The dramatic increase in the number of unaccompanied minors has created two distinct issues for these children, as well as for immigration officers, judges, social workers, and advocates. These groups are forced to wrestle, first, with the problems posed by unaccompanied minors’ care and custody, and second, with the evaluation of any legal claims they might have.
How countries care for unaccompanied minors varies dramatically. Some countries automatically detain unaccompanied minors in jail-like facilities. Others place them in national foster care systems without treating them differently from the way they treat their own citizens.

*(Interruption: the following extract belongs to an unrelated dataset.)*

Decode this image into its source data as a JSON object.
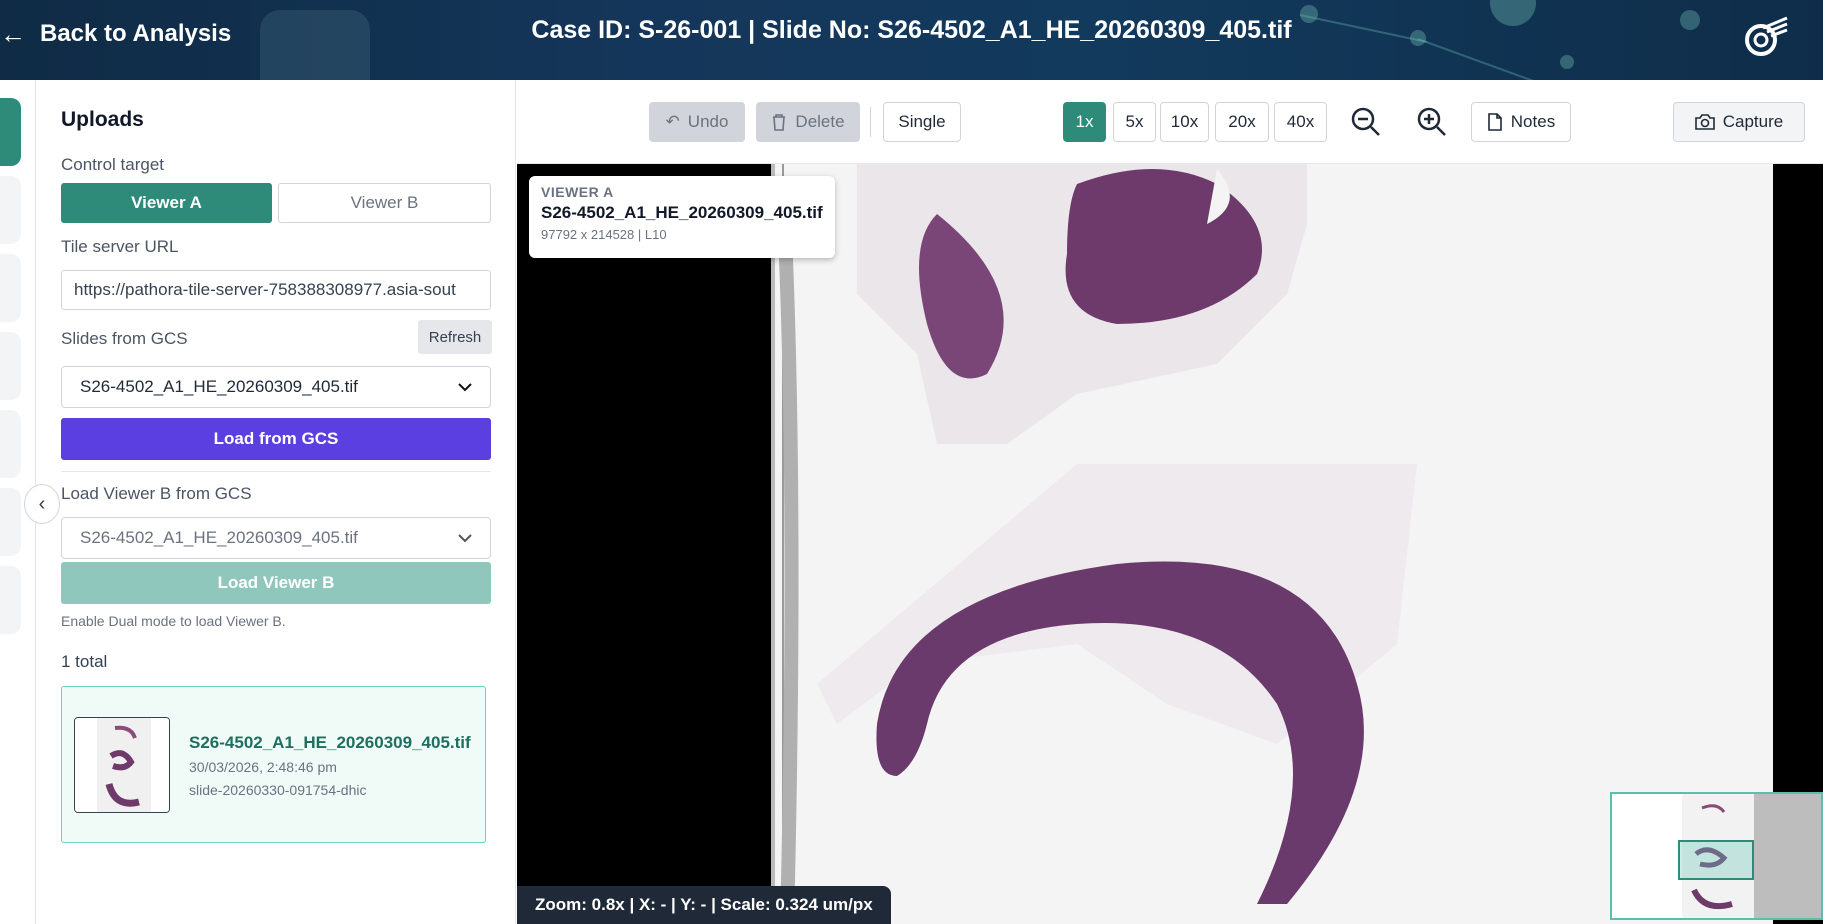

Countries generally handle refugees’ legal claims similarly: the international response has come to focus on "containing the influx" of refugees by narrowing existing legal standards. As such, it has either become more difficult for unaccompanied minors to receive asylum, or they may be denied the ability to apply at all. Because an unaccompanied minor faces difficulty in bringing and substantiating an asylum claim, only five percent of unaccompanied minors’ applications for asylum are granted in developed countries.

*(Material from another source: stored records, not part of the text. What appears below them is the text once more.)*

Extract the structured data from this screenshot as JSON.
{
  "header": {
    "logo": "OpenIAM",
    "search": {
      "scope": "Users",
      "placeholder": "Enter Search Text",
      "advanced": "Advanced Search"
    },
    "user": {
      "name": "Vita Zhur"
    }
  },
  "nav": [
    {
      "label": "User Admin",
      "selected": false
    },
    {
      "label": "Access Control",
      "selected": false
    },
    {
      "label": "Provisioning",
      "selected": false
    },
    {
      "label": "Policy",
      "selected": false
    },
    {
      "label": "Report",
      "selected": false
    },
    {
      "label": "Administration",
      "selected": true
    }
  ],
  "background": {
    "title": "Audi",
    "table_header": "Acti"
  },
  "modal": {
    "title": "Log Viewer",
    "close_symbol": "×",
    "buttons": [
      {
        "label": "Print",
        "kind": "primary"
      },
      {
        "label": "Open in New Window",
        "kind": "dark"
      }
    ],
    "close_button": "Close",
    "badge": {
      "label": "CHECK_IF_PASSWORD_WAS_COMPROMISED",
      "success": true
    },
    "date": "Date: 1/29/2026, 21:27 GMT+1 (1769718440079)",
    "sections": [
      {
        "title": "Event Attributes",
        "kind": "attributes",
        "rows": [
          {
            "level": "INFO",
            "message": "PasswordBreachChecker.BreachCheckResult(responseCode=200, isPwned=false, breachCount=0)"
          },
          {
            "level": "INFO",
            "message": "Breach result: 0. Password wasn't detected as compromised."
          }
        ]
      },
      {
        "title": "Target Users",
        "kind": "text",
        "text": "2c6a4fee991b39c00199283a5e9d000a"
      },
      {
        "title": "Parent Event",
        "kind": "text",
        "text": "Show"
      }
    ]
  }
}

The United Kingdom is at risk of being singled out as one such country where the rights of asylum-seeking children are dictated more by immigration legislation and policy than by human rights or indeed relevant childcare legislation.
A report by Save the Children revealed that the number of children in the UK being detained for purposes of immigration control is increasing. This, we know, is in breach of several articles enshrined in the European Convention on Human Rights and the United Nations Convention on the Rights of the Child.
It is important that all vulnerable children are cared for and their best interests promoted. Detaining unaccompanied asylum-seeking children further discriminates and isolates them and is not in itself a viable solution towards decreasing the numbers of unaccompanied children seeking asylum in the United Kingdom.